Alzheimer’s: The last discovery explains how it is born
Alzheimer’s is a form of generative dementia that becomes disabling with the passing of time.
It is very developed at presenile age, i.e. over 65 years even though it can manifest itself before.
The disease is named after its discoverer, the German psychiatrist Alois Alzheimer who in 1907 studied the neuropathological aspects of a woman who had died as a result of an unknown mental illness.
An autopsy examination revealed the presence of amyloid plaques considered as the Alzheimer’s effects, which are still unknown to the cause today.
The most common symptom that appears before is the inability to remember recent events.
Generally, it manifests itself with mild memory problems until it finishes with major damage to the fabrics.
Manually appear: disorientation, depression, mood changes, aphasia, behavioral problems.
Some recent studies that we will discuss later have highlighted that depression and continual mood swings are not actually caused by Alzheimer’s disease but can be considered an alarm bell that favors early diagnosis of the disease.
In general, the person suffering from Alzheimer’s tend to isolate himself from the family and social context, often asks the same questions, is unable to follow precise directions, neglects himself, nutrition and personal hygiene.
On average, after the diagnosis of the disease, life expectancy ranges from three to nine years.
Early diagnosis of Alzheimer’s is very important and is not underestimated at all.

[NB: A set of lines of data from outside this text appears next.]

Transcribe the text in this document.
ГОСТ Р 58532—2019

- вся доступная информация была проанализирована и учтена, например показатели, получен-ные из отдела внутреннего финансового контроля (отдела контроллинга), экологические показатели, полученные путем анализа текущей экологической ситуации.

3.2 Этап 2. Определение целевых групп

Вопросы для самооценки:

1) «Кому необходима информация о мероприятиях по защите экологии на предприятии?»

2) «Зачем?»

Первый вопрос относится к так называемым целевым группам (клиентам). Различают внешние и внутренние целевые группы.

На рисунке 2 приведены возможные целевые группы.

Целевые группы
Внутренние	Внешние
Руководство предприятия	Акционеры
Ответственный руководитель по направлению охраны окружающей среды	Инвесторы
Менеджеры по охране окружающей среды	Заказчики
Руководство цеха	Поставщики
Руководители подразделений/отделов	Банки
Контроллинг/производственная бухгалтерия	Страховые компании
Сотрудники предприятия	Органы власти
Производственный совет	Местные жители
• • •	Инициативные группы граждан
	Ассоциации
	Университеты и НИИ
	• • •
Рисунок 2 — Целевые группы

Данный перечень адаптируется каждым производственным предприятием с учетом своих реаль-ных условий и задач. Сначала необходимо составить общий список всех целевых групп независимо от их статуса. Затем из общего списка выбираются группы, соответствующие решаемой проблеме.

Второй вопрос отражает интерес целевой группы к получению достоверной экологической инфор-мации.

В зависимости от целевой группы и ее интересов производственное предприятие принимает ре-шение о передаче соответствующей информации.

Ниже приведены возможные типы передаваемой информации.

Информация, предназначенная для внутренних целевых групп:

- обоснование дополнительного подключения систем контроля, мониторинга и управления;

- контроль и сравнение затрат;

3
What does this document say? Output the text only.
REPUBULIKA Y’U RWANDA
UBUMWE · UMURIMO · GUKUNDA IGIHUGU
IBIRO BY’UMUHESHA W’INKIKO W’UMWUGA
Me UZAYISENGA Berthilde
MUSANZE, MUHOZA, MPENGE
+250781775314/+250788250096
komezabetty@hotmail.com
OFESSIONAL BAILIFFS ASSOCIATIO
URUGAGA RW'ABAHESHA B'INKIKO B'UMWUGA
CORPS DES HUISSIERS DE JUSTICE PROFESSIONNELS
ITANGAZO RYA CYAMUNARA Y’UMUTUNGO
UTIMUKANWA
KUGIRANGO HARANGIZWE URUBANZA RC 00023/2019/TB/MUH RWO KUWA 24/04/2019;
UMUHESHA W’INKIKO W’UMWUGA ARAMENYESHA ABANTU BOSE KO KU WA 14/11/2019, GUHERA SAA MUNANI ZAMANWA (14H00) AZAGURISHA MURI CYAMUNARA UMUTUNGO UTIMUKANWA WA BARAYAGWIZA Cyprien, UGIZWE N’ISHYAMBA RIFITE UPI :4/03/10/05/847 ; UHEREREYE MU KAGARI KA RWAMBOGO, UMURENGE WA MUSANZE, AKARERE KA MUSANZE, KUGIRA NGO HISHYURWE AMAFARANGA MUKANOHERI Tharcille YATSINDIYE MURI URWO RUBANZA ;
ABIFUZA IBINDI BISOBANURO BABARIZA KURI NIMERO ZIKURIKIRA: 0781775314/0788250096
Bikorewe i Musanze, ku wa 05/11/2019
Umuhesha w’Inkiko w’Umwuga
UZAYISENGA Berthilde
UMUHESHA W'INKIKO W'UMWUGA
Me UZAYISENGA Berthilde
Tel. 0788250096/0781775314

No doubt it offers the chance to deal with some symptoms of the disease, but above all to make decisions with the patient still polished.
Currently the diagnosis consists of:
- Clinical examinations, spinal fluid, blood and urine;
- Tac celebali, to verify the presence of some anomaly;
- Neuropsychological tests aimed at measuring the problem solving capacity, the ability to talk, remember, and count.
These tests are diagnosed not only to assess Alzheimer’s but also to exclude other thyroid-related or cancerous diseases that may have similar symptoms, but would exclude neurodegenerative disease and as such should be treated differently.
Alzheimer’s last discovery
An all-Italian discovery published these days on Nature Communications reveals very important novelties for Alzheimer’s, which continues to hit about half a million Italians over 60.
According to research conducted by a group of Italian researchers from the IRCCS Foundation Santa Lucia, Cnr of Rome and the Campus Bio-Medico University, the cause of Alzheimer’s disease is not in the hippocampus, that is, in the structures that regulate memory but the person responsible for the disease would be due to the lack of dopamine production due to the death of cellular gaps.
In practice, scholars have so far focused on the brain area that affects the mechanism of memory.
In fact, other areas of the brain also contribute to pathology, such as the somatic tegmental area where dopamine is produced.
Dopamine is closely related to mood disorders and therefore motivation and gratification.
Therefore the depression that was thought to be a consequence of Alzheimer’s should be considered an alarm bell of the disease.
Research therefore highlights that depression and memory loss are two faces of the same medal that should not be underestimated.